Regional daily newspaper the Eastern Daily Press is closing two of its district offices, in Cromer on the north Norfolk coast, and in Diss, a Norfolk market town.
This matters to me because the EDP was the first place I worked as a journalist and it was then one of the UK’s biggest local papers, with at least 10 offices, all employing reporters. Some of the offices had one or two reporters, some had 10, and the Norwich head office had about 50 editorial staff. When I joined as a trainee reporter, the big bosses mandated that we worked in at least three different offices within two years. We went out and about on an almost daily basis, talking to people and covering events. These days, national newspaper editors dream of having as many reporters as the EDP had in the 1990s.
So why does this matter? And should anyone care when the small newspaper office in Cromer closes? After all, as the management of the EDP said, everyone is online now, so we can do business digitally. And, yes, most of us can communicate by email and we could email our news tips to a far-flung newsdesk.
We could, but perhaps we won’t bother.
And, yes, you can do business digitally: we can send money and adverts around the world at the click of a mouse. But the stuff at the guts of a local newspaper, the finding out what is going on and hearing a sniff of a story in the pub, will that still go on or will reporters be left to depend on social media as a source?
If no local reporters are left living and working in these communities, are they really going to care about those places?
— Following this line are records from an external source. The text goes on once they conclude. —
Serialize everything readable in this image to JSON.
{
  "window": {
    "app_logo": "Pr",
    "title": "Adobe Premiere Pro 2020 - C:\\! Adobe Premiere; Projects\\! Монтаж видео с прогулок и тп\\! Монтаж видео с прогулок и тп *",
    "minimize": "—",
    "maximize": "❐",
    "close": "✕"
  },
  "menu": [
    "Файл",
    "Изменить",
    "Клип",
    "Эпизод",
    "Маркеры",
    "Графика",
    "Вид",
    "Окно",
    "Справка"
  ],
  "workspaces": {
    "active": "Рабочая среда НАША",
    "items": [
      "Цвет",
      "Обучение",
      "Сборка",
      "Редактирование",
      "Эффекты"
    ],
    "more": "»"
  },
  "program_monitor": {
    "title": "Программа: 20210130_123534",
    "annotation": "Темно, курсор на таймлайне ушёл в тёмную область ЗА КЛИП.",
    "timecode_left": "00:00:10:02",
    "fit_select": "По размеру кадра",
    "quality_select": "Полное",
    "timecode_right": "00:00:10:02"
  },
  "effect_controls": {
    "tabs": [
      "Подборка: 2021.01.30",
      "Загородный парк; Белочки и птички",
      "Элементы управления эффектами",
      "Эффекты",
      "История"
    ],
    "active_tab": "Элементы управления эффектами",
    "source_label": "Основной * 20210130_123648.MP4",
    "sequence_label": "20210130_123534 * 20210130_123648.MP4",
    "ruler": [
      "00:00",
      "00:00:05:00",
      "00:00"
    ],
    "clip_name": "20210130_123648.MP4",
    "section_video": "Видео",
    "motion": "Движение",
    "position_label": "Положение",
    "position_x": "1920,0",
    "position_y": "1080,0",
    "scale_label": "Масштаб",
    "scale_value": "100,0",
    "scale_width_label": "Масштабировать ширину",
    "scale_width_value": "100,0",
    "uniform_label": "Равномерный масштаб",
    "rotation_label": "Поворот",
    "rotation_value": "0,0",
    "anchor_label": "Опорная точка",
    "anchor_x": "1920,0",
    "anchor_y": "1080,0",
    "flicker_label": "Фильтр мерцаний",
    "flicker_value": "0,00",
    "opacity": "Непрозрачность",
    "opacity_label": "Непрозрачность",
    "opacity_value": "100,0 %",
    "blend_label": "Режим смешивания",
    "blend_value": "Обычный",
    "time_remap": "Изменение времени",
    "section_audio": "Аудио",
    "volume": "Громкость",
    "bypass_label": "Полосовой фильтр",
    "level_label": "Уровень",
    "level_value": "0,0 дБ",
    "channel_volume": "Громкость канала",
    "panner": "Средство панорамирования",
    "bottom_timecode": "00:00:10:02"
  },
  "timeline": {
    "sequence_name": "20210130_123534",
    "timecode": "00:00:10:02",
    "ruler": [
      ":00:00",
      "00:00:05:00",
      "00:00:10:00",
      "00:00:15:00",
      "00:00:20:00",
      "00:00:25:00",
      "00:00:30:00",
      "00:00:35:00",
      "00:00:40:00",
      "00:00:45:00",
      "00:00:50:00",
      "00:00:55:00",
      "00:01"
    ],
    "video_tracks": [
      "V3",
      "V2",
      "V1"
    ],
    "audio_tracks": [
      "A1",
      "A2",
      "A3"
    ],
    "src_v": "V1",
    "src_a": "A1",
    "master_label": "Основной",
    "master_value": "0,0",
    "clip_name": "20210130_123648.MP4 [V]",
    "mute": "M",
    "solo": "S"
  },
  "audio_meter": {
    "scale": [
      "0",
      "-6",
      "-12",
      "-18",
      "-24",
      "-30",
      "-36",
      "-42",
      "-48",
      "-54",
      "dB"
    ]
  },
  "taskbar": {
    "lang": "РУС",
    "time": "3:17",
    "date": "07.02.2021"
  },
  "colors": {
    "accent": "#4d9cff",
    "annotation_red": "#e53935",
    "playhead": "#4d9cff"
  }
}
Will they even know who to call, or who to email?
When a massive fire starts down by the King’s Lynn docks, will anyone from the local newspaper be there to see it (as I was one midnight when I saw the flames out of my bedroom window)?
The answer is clearly that they will not. News will go unreported; stories will not be told; people will not know what has happened in their towns and communities.
Local newspapers (and, to some extent, local radio stations) were, and in some places still are, fighting for the little guy against the monolith for the old person, say, who is inundated by noisy construction work morning, noon and night. They bring to the attention of the public a council plan to close a massively popular library, or a bid to cement over a local swimming pool and turn it into flats. They cover a big crown court case about a million-pound corruption that ends with shops closing and jobs being lost.
When things went wrong, the local media were there to make sure people knew about it, and what the problems were. They could knock on the door of the powerful and shout for something to change.
And, yes, these things don’t have to be done only in print – a website can still cover stories and reach an audience – but if there are no reporters on the ground, and they are increasingly based far away from the stories they cover, they will increasingly miss knowing about scandals, corruption and the death of the totally brilliant grandmother who was the heart of the place.
One ex-newspaperman told me he recently walked into a city office to find all the staff for local newspapers from one part of Scotland sitting there, together. They had all become long-distance reporters, at arm’s length from the places they reported on.
This is more than an industrial tipping point. This is a gradual unpicking of part of democracy: scandals that need to be held up to the light will get missed; local authorities that spend public money will have no one watching to see if they are doing it according to the rules.
There is also cause to worry about the coverage of the courts and the justice system. As the former lord chief justice of England and Wales, Lord Judge, told Index: “Open justice is one of the essential safeguards of the rule of law. The presence of the media in our courts represents the public’s entitlement to witness the administration of justice and assess whether, and how, justice is being done. As the number of newspapers declines and fewer journalists attend court, particularly in courts outside London and the major cities, and except in high-profile cases, the necessary public scrutiny of the judicial process will be steadily eroded, eventually to virtual extinction.”
Lord Judge is right. It is likely that budget-stretched local newspaper managers will drop the coverage that costs them the most money. The difficult stuff will get ignored and replaced with fun videos of cats and other animals. The person who sifts steadily through a council agenda, page by page, will disappear, to be replaced by a “content manager” whose job is to produce crowd-pleasing clickbait fare.
Mike Sassi, editor of the Nottingham Post in the UK, said: “There’s no doubt that local decision-makers aren’t subject to the level of scrutiny they once were. There are large numbers of councils right across the country making big decisions, involving millions of pounds of public money, who may never see a local reporter. Many local authorities will be operating in the knowledge that no one will ever ask them an awkward question. Which, obviously enough, does nothing to help build trust in local democracy.”
The problem, some argue, is that the public are not really bothered about losing these skills or services. If they were, they would be willing to support them. Local news has to be paid for, and the companies that have been producing it have to make money to survive. If the public don’t care enough to pay for it, they will move on to doing other things. That’s the way the market works.
People are willing to pay for a cinema ticket, or to go to the football, or for a Netflix subscription, but right now it appears that not many are willing to pay for local news. And if no one funds it, it disappears. Will it be a case of appreciating local news reporting only when it is gone?
There’s even more to worry about when it comes to news vacuums appearing. As people feel more and more disconnected from the place where they live, they move into a state of solitude, not knowing what is going on around them. That breeds discontent, a feeling of being ignored, and when a community doesn’t exist there’s no one to lean on when things go wrong.